Flour Mills of Nigeria plans to sell shares via a rights issue to cut debt and is registering a 70 billion naira ($223 million) bond programme to refinance short-term loans, the conglomerate said on Wednesday.
Several Nigerian companies have tapped capital markets this year to shore up their balance sheets after a currency crisis in 2015 dragged the country’s economy into recession and stoked inflation, frustrating businesses and consumers.
Nigeria’s economy has since recovered, but growth is fragile and although Flour Mills expects consumer activity to pick up, it said confidence was only slowly improving, with personal incomes under pressure and not keeping pace with inflation.
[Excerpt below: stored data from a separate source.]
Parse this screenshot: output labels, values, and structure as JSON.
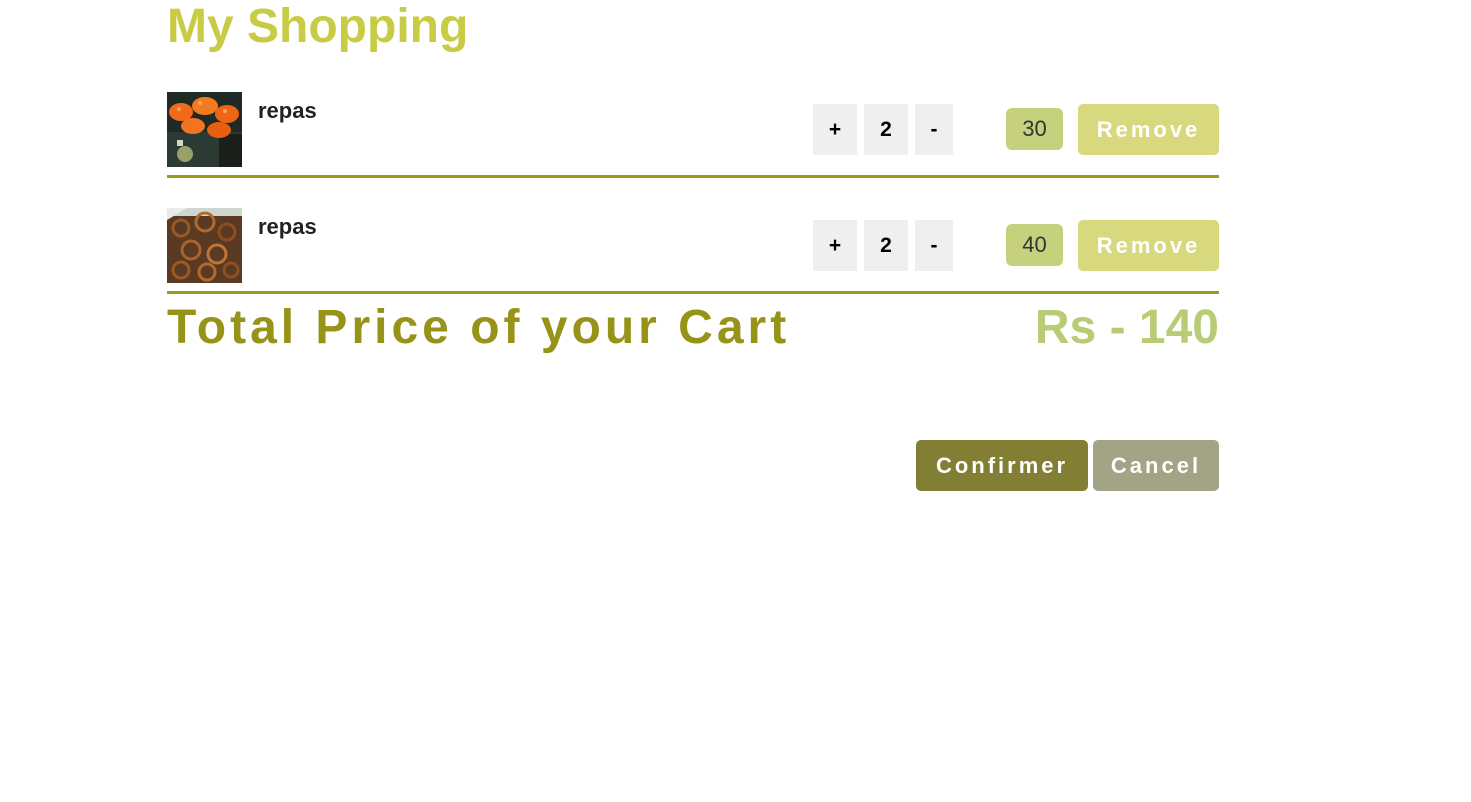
{
  "header": {
    "title": "My Shopping"
  },
  "cart": {
    "items": [
      {
        "name": "repas",
        "plus_label": "+",
        "quantity": "2",
        "minus_label": "-",
        "price": "30",
        "remove_label": "Remove",
        "image_icon": "sushi-thumbnail"
      },
      {
        "name": "repas",
        "plus_label": "+",
        "quantity": "2",
        "minus_label": "-",
        "price": "40",
        "remove_label": "Remove",
        "image_icon": "fried-dish-thumbnail"
      }
    ]
  },
  "total": {
    "label": "Total Price of your Cart",
    "value": "Rs - 140"
  },
  "actions": {
    "confirm_label": "Confirmer",
    "cancel_label": "Cancel"
  },
  "colors": {
    "title": "#c8cc45",
    "divider": "#9a9a1c",
    "price_badge": "#c6d17e",
    "remove_button": "#d8d87f",
    "total_label": "#979218",
    "total_value": "#b8cc75",
    "confirm_button": "#827f34",
    "cancel_button": "#a3a386"
  }
}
The conglomerate, which has interests in food manufacturing, agro-business, packaging and logistics, said it was in the process of concluding the timing and size of the share sale.
“We are now looking at going to the market,” Jacques Vauthier, chief finance officer, told an analysts call. He said directors will meet soon to decide on the offer size.
Flour Mills registered plans with regulators to raise up to 40 billion naira in equity over a three year period and obtained approval from shareholders last year to sell shares, but weak capital markets delayed its launch.
Last year, it said it had $20 million in foreign currency loans and was exploring alternative financing sources to mitigate higher costs from a weak naira.
The company posted a 53.1 percent rise in six-month pretax profit to 13.48 billion naira in September, but said finance costs rose 48.9 percent to 16.27 billion naira.
It said food manufacturing was the main driver of growth and accounted for 78 percent of its revenue.
Vauthier said the bond sale will be launched in tranches early next year and that the company was preparing itself for when it sees positive trend in interest rates.
The central bank has been mopping up funds from the banking system to tighten liquidity, curb inflation and battle currency weakness. However, this has pushed up costs especially for companies looking to refinance dollar loans into naira.
Shares in the company, which have gained 70.4 percent so far this year, rose 1.94 percent on Wednesday to 33.08 naira.